There is still plenty of room for subjective interpretations. For example, in the beginning of Frozen, Elsa’s parents try to teach her to control her powers, while isolating her from the rest of the kingdom. I saw parents whose intentions were good, but who ultimately did more damage by encouraging her to feel ashamed, isolated and repressed. Then I watched Confused Matthew’s review, and he saw a plan to give her the space to figure herself out in private, and step two would be teaching her to reintegrate into society.
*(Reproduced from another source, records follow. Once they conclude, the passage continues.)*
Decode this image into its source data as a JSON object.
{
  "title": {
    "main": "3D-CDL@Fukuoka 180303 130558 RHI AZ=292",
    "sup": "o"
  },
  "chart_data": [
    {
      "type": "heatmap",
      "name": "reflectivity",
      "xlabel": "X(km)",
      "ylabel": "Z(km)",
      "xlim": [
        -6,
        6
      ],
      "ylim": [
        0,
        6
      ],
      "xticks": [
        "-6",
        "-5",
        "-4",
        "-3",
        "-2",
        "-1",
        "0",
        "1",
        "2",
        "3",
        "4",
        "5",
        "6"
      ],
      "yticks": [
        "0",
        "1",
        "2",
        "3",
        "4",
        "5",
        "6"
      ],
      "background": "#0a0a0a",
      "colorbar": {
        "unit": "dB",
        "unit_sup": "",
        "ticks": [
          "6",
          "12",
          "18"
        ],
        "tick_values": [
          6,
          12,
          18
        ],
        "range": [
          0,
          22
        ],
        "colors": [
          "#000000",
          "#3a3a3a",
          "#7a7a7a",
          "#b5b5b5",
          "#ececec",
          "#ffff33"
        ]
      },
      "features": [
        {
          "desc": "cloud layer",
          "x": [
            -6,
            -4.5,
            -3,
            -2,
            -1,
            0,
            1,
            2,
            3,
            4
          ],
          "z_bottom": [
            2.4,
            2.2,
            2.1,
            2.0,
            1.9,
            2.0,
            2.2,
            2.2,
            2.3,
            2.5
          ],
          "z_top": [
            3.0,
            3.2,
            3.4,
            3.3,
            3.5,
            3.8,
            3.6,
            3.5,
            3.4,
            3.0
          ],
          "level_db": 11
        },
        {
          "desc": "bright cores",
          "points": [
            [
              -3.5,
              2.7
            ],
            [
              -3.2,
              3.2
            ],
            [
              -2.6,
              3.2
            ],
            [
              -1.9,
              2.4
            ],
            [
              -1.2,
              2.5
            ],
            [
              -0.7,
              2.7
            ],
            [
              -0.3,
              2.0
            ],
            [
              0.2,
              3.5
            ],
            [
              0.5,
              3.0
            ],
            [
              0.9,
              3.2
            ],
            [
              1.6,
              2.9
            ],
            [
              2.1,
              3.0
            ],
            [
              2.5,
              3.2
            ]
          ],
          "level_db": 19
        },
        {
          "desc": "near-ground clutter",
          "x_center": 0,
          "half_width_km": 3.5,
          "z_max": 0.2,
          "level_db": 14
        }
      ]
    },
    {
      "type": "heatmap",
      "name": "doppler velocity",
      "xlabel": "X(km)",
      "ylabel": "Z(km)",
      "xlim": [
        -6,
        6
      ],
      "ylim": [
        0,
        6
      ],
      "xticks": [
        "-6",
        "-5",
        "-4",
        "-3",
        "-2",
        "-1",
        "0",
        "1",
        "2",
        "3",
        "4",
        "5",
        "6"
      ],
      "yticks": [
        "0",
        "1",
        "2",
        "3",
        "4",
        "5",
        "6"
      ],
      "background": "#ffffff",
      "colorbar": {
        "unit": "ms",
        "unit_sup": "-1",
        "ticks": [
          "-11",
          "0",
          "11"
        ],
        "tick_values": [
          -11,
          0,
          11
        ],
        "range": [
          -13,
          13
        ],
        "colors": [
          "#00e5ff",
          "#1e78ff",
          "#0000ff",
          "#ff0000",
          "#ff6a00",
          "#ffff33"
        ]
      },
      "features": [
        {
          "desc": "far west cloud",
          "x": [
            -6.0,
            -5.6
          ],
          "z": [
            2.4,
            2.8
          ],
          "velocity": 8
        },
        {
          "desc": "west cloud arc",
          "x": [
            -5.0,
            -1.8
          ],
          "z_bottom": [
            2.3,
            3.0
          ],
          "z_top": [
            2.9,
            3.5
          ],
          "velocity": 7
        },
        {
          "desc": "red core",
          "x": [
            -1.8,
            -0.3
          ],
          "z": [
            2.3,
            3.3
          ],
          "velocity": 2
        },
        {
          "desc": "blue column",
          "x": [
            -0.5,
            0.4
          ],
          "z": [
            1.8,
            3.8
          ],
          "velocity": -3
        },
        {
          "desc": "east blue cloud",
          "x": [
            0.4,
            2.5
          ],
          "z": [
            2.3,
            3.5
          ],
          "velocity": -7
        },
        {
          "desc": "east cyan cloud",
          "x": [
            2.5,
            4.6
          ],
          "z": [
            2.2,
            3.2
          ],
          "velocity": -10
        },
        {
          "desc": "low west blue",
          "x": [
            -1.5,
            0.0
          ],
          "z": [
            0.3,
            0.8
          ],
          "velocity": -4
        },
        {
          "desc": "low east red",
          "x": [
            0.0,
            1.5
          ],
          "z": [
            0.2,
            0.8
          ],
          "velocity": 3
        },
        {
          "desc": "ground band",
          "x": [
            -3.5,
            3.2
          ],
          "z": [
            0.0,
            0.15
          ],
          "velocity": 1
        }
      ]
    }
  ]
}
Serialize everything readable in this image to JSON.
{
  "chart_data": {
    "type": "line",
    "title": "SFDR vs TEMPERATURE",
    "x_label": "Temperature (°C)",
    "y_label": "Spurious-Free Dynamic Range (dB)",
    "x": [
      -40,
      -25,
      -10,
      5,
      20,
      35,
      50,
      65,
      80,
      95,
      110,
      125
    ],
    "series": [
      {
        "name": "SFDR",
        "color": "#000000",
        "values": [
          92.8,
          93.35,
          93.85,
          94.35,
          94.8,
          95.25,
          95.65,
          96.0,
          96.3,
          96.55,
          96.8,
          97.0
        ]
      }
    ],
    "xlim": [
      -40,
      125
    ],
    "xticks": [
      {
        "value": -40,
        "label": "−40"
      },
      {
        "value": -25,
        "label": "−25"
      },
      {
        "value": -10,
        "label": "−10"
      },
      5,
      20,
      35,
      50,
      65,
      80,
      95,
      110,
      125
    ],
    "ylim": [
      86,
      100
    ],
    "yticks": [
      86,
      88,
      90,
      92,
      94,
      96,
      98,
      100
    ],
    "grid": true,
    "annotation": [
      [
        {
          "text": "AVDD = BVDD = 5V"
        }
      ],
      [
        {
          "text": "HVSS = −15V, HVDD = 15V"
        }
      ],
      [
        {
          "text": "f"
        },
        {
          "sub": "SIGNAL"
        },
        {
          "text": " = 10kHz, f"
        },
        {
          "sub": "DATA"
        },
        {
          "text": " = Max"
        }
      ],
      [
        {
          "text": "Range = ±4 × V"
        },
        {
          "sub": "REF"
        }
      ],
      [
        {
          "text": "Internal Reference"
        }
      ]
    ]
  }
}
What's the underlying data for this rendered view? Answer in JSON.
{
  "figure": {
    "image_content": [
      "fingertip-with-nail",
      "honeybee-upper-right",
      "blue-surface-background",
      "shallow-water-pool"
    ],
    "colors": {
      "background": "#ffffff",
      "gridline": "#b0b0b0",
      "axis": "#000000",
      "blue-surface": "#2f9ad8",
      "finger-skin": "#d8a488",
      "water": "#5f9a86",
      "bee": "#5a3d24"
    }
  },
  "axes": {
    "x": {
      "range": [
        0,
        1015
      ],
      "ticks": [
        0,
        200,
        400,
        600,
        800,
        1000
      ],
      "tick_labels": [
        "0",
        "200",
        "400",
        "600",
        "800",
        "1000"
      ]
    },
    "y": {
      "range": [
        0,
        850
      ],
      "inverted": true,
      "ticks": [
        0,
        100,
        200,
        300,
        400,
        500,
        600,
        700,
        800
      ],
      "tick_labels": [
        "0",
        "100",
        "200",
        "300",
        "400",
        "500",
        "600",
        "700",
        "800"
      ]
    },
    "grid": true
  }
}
To him, the tragedy is that, if they had been able to continue, things might have turned out just fine.
Neither of our interpretations are more rooted in the film than others. They rely on assumptions about alternate futures and the parent’s knowledge and intentions, which we can only guess at, based on a short song montage. I don’t think either one is more realistic, either. The real world contains both parents who might handle that kind of problem well, and ones who might handle it terribly, despite the best of intentions. If Confused Matthew and I sat down together and compared our views, we would learn something interesting about each other, about our biases and experiences, but neither of us would walk away feeling that our own interpretation was wrong, or that the other’s was right.
I am not a relativist. I think that there is an objective reality out there, and the history of human science and philosophy is the history of a tiny, fragile little race fumbling out to grasp hold of it. I like thinking about what stories mean because I think they are part of that history, and I wish we had a better common language to help us discuss them on the same terms. So I offer up these basic rules of thumb as a candidate.
What do you think? Am I making sense? How objective or subjective do you think stories are?